# Dash lights dimmer switch, fix instead of replace?



## etepsnewo (Jul 5, 2008)

My dash lights finally went out on my 95 Nissan Sentra 200SX and would not come back on by just adjusting the dimmer switch. It's been iffy for years now but finally gave up the ghost, or so I thought. All the conversations I have seen in the forums say to replace the dimmer switch so I was surprised to discover this dimmer switch is actually pretty easy to service instead. Here is a link to my photos and comments I prepared for each step. I posted them to my flickr account for anyone to reference that is faced with the same problem. I think its worth a try before you track down or order a new switch. They say, "A penny saved, is a penny earned" but now a days it's more like "$50 saved is $50 earned". Hope this helps ! https://www.flickr.com/photos/[email protected]/sets/72157649290776385/


----------



## chulk (May 8, 2017)

Did you just have to put new grease on the dimmer switch and then it started working again??


----------



## ex-tech (Nov 14, 2015)

chulk said:


> Did you just have to put new grease on the dimmer switch and then it started working again??

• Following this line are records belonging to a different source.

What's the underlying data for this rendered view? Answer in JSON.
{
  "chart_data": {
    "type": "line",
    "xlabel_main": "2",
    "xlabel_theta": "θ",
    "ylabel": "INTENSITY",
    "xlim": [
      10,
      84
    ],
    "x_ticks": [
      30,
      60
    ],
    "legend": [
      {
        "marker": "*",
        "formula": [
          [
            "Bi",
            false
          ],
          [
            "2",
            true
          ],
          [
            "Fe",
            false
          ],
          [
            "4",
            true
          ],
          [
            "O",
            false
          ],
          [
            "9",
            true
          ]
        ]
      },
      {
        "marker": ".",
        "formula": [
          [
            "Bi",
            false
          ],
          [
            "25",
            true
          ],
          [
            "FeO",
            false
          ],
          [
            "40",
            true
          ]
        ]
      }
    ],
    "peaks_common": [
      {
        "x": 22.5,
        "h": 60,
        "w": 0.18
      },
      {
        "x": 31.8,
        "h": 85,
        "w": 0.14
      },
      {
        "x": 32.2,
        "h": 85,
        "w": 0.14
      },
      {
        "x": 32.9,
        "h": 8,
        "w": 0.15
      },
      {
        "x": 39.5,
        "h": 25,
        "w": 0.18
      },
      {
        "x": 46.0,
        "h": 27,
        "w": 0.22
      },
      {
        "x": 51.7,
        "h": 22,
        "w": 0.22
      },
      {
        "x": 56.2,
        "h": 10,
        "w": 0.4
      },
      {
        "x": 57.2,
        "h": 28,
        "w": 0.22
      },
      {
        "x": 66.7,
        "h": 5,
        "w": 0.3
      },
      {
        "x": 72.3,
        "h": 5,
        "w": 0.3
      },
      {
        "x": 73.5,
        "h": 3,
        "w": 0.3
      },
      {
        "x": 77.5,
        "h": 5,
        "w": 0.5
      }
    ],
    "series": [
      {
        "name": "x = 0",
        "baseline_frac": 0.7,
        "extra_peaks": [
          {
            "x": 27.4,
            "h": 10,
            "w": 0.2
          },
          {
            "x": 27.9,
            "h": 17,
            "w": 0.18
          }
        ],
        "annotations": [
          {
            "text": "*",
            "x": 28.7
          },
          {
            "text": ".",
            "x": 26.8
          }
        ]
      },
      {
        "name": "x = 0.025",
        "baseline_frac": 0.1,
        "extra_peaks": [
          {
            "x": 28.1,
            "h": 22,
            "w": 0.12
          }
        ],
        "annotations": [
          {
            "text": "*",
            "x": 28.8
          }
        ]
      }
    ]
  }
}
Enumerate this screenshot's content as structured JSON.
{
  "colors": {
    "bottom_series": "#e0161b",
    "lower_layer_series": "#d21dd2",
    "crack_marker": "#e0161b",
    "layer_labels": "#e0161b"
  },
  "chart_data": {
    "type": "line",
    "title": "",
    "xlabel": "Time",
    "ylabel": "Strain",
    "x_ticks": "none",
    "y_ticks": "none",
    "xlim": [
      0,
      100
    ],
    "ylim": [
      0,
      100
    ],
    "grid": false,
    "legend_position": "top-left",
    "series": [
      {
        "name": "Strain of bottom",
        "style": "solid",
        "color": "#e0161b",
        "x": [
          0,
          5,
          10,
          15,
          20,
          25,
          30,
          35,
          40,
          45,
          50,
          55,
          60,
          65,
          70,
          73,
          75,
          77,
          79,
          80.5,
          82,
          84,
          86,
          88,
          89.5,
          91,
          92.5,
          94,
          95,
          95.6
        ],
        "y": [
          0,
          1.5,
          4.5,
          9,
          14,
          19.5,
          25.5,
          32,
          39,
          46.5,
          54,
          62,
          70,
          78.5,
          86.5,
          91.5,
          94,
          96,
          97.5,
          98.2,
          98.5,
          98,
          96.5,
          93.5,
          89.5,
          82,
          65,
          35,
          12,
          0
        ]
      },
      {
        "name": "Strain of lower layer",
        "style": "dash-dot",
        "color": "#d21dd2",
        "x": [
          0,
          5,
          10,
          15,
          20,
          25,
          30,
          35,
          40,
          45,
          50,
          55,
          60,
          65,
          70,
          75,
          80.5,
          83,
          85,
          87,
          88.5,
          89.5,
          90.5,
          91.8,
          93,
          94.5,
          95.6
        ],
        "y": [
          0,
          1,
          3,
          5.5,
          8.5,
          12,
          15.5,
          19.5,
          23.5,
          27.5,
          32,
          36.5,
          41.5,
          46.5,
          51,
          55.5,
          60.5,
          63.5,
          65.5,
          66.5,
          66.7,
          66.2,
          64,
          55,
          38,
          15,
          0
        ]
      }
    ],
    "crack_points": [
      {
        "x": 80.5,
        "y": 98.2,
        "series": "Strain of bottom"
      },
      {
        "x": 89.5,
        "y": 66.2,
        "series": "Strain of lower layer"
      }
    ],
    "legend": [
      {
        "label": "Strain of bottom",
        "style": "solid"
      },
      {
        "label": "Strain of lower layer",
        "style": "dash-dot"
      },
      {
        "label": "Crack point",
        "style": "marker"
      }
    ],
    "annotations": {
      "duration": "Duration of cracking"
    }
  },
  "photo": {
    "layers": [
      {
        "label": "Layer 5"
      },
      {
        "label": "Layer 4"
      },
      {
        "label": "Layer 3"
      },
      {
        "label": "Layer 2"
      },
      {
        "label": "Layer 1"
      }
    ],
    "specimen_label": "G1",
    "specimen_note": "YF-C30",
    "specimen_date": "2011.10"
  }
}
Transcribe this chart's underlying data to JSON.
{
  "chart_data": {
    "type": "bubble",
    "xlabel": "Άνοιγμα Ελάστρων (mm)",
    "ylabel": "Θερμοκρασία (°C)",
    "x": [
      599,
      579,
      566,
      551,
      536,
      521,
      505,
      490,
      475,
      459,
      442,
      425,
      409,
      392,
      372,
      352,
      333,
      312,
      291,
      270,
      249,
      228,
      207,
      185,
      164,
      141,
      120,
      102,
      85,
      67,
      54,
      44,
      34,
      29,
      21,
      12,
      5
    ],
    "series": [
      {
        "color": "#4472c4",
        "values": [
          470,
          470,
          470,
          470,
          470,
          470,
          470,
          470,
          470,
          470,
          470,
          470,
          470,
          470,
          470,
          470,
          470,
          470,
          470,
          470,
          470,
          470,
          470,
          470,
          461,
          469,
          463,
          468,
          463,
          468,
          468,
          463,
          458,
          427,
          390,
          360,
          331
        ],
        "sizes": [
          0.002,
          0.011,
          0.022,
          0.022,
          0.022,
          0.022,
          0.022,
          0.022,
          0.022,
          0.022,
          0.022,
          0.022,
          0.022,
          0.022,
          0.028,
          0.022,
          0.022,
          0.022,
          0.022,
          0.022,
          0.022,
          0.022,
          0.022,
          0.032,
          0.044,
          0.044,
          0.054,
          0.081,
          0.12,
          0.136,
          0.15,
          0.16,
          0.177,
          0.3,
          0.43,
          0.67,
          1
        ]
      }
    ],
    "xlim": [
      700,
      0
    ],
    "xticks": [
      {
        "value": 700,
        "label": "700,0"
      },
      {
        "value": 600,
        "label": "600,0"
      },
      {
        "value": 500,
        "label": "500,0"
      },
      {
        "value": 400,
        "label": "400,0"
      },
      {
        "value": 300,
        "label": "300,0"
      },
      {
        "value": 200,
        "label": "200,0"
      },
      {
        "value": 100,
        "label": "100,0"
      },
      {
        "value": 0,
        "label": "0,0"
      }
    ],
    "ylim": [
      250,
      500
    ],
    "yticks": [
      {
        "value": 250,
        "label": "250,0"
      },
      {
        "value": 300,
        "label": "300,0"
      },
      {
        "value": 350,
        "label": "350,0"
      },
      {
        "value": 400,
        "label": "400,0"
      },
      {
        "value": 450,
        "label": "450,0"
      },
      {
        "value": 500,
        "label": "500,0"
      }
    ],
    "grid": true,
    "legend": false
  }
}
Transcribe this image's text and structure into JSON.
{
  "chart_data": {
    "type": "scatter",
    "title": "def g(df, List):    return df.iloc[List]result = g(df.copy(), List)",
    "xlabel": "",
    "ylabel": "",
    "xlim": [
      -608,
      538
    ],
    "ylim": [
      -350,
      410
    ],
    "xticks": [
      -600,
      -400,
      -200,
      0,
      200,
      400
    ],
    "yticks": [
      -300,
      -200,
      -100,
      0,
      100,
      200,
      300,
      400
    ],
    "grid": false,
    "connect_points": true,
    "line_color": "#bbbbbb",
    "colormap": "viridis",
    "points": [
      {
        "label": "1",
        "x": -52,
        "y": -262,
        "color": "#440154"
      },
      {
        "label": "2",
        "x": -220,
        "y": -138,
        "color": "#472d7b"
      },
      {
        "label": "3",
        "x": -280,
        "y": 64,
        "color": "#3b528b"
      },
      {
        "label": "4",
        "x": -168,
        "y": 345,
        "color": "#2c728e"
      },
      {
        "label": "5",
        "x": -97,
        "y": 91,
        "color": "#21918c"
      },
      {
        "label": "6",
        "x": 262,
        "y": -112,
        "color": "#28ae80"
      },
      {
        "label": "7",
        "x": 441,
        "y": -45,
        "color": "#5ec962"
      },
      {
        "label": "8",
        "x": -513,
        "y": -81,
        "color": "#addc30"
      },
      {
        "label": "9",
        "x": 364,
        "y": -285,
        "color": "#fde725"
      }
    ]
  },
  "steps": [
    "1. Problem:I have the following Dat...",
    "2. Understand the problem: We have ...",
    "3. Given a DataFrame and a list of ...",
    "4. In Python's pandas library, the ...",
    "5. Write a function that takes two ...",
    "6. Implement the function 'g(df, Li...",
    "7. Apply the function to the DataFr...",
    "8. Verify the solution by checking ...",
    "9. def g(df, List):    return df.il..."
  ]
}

No, the key is to clean the contacts and slightly bend the contacts on the round switch, that is what tightens it up nicely.

I gotta say that was a nice trick and just saved me a lot of time and aggravation. I also found a bare wire back there, someone tried to splice something to the dimmer switch at some point, taped up the wire after repairing the contacts good as new.

Thanks for sharing


----------